As gas prices continue to climb above the $4 mark in Ventura County and other parts of Southern California, analysts say drivers should prepare to fork over even more bucks in the weeks ahead.
The price for regular unleaded gasoline in Ventura County was $4.06 a gallon on Monday, up 19 cents from last week, according to data from the Auto Club of Southern California. California and Hawaii had the highest average price for regular gas, at $4.03 and $4.23, respectively. Wyoming had the lowest average price, $3.04 for regular.
Analysts said strained relations with Iran, fear of a supply shortage and refineries shutdowns for maintenance are playing into the price surge.
"We already had an early start to the spike, but the worst is yet to come this week," petroleum industry analyst Bob van der Valk said Monday. "About two weeks ago, I said price would increase to $4.25 by Memorial Day, but it will easily reach that even before then. We might be at $4.50 by the Fourth of July."
Oil prices jumped to a nine-month high of above $105 a barrel Monday after Iran said it had halted crude exports to Britain and France in an escalation of a dispute over the Middle Eastern country's nuclear program. Iran exports about 3 percent of the world's oil.
Iran's oil ministry said Sunday it had stopped crude shipments to British and French companies in an apparent pre-emptive blow against the European Union, after the bloc imposed sanctions on Iran's fuel exports. They include a freeze of the country's central bank assets and an oil embargo set to start in July.

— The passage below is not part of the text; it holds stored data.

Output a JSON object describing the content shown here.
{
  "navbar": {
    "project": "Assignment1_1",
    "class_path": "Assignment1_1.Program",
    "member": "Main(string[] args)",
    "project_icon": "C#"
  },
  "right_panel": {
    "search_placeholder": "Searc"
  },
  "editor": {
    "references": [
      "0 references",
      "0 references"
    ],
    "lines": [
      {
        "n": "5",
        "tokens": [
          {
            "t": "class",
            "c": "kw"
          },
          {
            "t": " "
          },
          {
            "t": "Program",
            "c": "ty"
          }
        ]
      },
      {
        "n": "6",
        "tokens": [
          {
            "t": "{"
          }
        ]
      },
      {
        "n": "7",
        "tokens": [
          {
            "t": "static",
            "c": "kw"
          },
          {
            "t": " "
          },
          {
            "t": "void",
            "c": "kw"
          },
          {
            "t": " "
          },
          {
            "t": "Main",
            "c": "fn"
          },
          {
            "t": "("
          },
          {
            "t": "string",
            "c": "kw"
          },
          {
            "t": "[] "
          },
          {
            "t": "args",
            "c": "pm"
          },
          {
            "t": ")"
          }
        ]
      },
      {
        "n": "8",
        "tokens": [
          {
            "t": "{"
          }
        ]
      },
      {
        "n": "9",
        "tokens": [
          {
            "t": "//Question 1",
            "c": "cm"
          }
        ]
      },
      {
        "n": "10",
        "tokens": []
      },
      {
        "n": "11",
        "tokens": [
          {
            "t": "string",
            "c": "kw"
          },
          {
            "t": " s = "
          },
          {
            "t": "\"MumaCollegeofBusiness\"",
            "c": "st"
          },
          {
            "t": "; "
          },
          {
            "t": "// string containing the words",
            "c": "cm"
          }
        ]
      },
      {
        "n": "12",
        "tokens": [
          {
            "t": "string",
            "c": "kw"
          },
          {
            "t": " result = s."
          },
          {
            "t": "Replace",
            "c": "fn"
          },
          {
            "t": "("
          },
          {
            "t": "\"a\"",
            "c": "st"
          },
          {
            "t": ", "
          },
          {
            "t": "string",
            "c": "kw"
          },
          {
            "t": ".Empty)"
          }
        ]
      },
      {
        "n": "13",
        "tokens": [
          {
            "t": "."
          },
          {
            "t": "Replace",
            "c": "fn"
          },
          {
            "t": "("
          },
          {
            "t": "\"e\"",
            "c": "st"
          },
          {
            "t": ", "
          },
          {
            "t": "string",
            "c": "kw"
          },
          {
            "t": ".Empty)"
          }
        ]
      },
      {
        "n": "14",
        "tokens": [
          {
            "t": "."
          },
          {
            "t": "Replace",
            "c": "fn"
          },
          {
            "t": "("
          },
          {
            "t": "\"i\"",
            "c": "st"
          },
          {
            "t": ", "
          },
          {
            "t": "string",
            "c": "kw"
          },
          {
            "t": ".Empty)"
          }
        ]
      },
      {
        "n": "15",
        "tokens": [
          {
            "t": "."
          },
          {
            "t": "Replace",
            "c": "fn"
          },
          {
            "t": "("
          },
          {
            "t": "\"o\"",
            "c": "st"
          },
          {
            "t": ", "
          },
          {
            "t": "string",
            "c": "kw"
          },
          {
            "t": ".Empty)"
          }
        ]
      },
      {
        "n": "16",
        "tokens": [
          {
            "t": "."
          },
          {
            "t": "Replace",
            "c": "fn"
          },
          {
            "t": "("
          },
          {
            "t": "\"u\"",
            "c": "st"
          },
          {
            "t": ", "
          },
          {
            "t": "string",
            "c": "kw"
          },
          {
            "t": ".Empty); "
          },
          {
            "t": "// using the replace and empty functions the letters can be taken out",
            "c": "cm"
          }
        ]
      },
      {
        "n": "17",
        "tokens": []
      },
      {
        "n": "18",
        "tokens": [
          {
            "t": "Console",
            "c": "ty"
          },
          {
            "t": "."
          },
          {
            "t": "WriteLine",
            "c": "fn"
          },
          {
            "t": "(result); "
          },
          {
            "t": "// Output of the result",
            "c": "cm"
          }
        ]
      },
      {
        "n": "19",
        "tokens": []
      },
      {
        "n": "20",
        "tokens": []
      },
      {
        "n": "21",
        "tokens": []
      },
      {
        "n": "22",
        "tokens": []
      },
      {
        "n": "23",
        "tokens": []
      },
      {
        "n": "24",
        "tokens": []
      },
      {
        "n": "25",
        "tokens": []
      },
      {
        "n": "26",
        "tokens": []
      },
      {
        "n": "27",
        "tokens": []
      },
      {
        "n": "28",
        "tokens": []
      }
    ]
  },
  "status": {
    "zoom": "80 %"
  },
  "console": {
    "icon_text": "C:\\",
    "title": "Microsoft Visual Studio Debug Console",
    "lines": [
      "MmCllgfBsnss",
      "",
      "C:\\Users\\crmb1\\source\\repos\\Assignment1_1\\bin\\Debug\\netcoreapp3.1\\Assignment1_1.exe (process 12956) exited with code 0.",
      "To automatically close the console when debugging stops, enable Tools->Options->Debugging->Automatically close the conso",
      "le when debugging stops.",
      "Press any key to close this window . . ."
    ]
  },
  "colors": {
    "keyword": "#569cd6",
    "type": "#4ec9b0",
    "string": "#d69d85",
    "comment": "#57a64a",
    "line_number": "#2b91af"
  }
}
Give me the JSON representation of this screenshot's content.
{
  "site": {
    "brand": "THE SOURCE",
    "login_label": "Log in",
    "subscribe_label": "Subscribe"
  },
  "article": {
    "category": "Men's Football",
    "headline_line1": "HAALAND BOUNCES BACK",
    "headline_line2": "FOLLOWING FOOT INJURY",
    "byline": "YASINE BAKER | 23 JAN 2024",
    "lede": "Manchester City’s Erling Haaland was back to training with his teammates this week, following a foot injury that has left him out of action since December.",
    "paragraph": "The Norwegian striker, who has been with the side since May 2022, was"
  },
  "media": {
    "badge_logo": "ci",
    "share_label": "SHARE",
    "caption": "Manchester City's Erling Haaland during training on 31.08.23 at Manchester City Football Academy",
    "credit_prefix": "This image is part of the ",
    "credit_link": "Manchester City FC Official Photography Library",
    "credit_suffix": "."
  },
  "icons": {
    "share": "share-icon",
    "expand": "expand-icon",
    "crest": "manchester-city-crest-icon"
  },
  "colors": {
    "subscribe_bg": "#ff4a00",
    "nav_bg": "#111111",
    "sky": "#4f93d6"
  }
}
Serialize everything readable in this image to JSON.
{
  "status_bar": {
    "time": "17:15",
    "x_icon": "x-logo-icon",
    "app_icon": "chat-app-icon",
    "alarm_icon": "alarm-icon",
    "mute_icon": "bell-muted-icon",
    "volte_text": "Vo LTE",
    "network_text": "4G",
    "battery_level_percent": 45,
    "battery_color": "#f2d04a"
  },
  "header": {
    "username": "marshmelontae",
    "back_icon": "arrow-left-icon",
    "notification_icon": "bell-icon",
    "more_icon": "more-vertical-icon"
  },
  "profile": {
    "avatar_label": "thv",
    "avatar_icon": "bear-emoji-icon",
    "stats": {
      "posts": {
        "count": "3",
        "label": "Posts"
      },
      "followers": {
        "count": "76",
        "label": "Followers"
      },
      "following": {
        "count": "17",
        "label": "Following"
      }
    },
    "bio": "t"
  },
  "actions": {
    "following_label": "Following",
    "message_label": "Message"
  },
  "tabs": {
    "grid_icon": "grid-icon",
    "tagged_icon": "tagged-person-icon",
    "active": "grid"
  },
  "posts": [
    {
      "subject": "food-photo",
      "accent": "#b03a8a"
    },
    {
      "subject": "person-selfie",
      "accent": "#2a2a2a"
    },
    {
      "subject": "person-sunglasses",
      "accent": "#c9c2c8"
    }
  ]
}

The immediate increase in prices, however, is not caused by a shortage in supply but a fear of possible shortages, said CSU Channel Islands economics professor Sung Won Sohn.
He said Britain and other European countries would be able to find other sources by reshuffling supply. The fear of supply disruptions, however, causes buyers to overpay, creating the volatile price swings.
"What's affecting the crude oil price is the psychology and expectation," Sohn said. "What the market is reacting to is the fear of supply shortage as opposed to an actual shortage. If you look at the spike in oil prices in the past year, a lot of it has been related to the fear and not actual supply disruptions. Psychology, to some extent, matters more."
In addition to the geopolitical turmoil, several refineries in the U.S. have been down for maintenance, said AAA spokeswoman Marie Montgomery. Although the temporary shutdown is not unusual, it was scheduled during an inopportune time given the volatile situation in the Middle East.
"The maintenance is not unusual, but it has caused enough of a supply issue that we are having to get our products in the spot market," Montgomery said. "Buyers from the mom-and-pop gas stations to airliners have contracts out there with suppliers, but if they are not already locked into a contract, they have to rely on buying on the spot market, where prices are set at today's prices, which is high right now."
A fire at BP's Cherry Point refinery in northwest Washington also has caused supply problems, van der Valk said.
The fire broke out Friday and it was unclear how long the refinery will be out of service, BP officials said. The refinery, a big West Coast supplier, processes about 230,000 barrels of crude oil every day.
As crude oil prices continue to rise and motorists dig deeper into their pockets, the hope for a faster economic recovery could be stymied, Sohn said.
"Every dollar increase in the price of crude oil is a tax on consumers," he said. "It does and will slow economic growth and keeps financial markets volatile."
This article contains material from The Associated Press.